Валентина помедлила. У нее не было ни малейшего желания ни с кем встречаться. Она ощущала себя раненым животным, которому необходимо остаться в одиночестве, чтобы зализать раны.

– Прости, Лейла, никак не могу. Нужно поработать над сценарием.

– Ну так и быть, – небрежно бросила Лейла, скрывая тревогу. – Но если ты передумаешь, знаешь, где меня найти.

Уже через неделю журналы и газеты публично объявили ее новой отшельницей, но если Видал и читал светскую хронику, то ничем не выказал этого. Они не сказали друг другу ничего лишнего. Он, кажется, просто не мог выносить ее вида. У Валентины сводило скулы от постоянных усилий казаться спокойной и сдержанной в его присутствии. Иногда, когда он заставлял ее снова и снова повторять сцену. Валентина награждала его уничтожающим взглядом, но он словно ничего не замечая, просто пожимал плечами и ожидал, пока она смирится и выполнит приказ.

И она поступила так, как часто поступала в детстве, когда боль и мучения становились невыносимыми, – ушла в себя, замкнулась в своем внутреннем мирке. После окончания работы она возвращалась домой, ела в одиночестве, учила сценарий и рано ложилась спать. По выходным навещала Александра и долго гуляла по берегу в белых брюках и рубашке, повязав голову шелковым шарфом и надев темные очки, чтобы не узнали прохожие.

Иногда же она горько жалела, что согласилась работать с Видалом. Теперь все стало по-иному – больше не было близости, возникшей во время съемок «Королевы-воительницы». Сейчас между ними сложились лишь строго официальные отношения. Никаких обсуждений. Никаких расспросов, каково ее мнение по поводу роли. Он требовал только выполнять его указания, и ничего больше. Она так и делала, забывая под светом юпитеров о собственных несчастьях.

Каждый день, в шесть утра, за ней заезжал студийный лимузин. Валентина сразу же шла в гримерную, потом к парикмахеру и костюмерам. Репетиции. Изменения. Все тс же дежурные фразы:

– Стать на метки! Подвинуть юпитеры! Смотреть в камеру! Тишина! Начали! Снято! Повторить! Дубль шесть! Мотор!

Времени на грустные размышления почти не оставалось.

Уже через несколько недель актеры и съемочная бригада привыкли к напряженным недоброжелательным отношениям между режиссером и звездой. Некоторые репортеры светской хроники распускали сплетни, будто Видал Ракоши держит актрису в заточении до окончания съемок, другие утверждали, что после того, как будет снята последняя сцена, Валентина объявит о своем решении уйти в монастырь. Сама актриса лишь безразлично пожимала плечами. Писаки и представить не могли, что она старается остаться в одиночестве, потому что несчастна. Для них такая причина слишком проста. Им подавай что-нибудь более пикантное.

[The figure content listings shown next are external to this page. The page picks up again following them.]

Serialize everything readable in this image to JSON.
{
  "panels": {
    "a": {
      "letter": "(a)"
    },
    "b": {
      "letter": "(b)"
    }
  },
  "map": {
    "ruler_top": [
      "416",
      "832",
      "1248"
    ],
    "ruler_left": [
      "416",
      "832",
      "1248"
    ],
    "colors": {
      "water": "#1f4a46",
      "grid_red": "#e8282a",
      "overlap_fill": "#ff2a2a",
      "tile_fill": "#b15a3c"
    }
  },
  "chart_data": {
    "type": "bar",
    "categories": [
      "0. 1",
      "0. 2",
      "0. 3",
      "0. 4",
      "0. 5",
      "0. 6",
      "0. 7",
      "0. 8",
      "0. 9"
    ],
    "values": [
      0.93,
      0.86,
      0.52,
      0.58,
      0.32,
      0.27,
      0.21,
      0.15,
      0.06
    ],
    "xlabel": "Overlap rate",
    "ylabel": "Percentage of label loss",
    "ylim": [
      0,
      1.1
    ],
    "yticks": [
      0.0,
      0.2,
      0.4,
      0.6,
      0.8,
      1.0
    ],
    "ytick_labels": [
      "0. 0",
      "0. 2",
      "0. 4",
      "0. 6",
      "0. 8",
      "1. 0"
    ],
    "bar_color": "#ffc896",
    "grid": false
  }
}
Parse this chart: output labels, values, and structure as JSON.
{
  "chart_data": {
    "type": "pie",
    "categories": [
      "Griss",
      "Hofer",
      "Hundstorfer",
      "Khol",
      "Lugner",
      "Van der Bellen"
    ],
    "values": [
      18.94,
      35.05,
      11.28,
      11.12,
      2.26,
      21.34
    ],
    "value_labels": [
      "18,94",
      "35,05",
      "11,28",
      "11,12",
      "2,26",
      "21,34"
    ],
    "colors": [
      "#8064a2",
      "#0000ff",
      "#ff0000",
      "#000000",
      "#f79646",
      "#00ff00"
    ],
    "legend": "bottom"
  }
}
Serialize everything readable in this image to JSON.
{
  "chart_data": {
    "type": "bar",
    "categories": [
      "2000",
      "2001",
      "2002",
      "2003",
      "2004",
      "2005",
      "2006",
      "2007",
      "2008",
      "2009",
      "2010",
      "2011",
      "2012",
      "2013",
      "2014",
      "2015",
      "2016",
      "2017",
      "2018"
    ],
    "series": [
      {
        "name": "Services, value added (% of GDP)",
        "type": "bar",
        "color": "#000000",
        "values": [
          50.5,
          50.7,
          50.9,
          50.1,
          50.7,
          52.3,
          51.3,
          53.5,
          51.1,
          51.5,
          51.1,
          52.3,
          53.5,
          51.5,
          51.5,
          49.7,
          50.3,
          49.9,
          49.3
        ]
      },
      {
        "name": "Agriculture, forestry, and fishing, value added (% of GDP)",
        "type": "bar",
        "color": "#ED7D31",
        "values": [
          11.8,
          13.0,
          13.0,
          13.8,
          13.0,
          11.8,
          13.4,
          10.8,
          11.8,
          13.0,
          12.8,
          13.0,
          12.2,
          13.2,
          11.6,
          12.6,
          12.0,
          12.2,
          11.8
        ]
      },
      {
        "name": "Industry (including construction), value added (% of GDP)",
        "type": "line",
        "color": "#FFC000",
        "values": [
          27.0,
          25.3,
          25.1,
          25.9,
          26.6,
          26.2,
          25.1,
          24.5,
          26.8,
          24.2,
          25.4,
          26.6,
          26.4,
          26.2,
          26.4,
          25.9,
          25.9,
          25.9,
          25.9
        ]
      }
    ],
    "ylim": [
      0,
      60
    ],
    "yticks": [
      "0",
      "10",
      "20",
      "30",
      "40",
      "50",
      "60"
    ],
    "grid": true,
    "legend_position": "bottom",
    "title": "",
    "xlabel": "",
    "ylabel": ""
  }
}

– Надеюсь, все эти слухи о монастыре просто вздор, дорогая, – сказал однажды Саттон, после того как пригласил ее на уик-энд и получил вежливый отказ.

– Конечно, – ответила Валентина, улыбнувшись такой редкой теперь улыбкой.

– Умоляю, поскорее отделайся от всего, что так тебя мучит, – проворчал Саттон. – Нам не хватает тебя.

– И мне вас, – честно призналась она. – На следующей неделе фильм будет закончен, и обещаю, Саттон, мы будем чаще видеться.

Валентина положила трубку, не желая думать о том, что будет, когда она освободится. По крайней мере последние четыре месяца она видела Ракоши каждый день, слышала любимый голос.

Валентина решительно запретила себе понапрасну терзаться. Переживет как-нибудь, ведь пережила же она все остальное.

– Снято, – сухо бросил Видал. Последняя сцена. Фильм наконец-то обрел существование.

Валентина глубоко вздохнула и направилась к своему бунгало. В этот миг на нее упала тень. Видал стоял перед ней, загораживая дорогу.

– Минутку, – властно сказал он, и резкий голос подействовал на нее словно удар тока. – Мне нужно с тобой поговорить.

– Говори, – коротко ответила она.

В глазах Видала промелькнула почти неуловимая ярость и тут же исчезла.

– Не здесь. В моем офисе.

– Сожалею, но… – начала она и осеклась – затянутая в перчатку рука стиснула ее запястье.

– В моем офисе, – с нескрываемой злобой повторил он. Валентина попыталась вырвать руку.

– Отпусти немедленно, или я устрою публичный скандал.

– Попробуй, и каждый электрик и оператор услышит, как я спрашиваю о здоровье своего сына!

Валентина задохнулась. В широко раскрытых глазах застыл ужас.

– Даже ты не осмелился бы на такое!

– Хочешь проверить? – осведомился он с таким взбешенным видом, что она съежилась.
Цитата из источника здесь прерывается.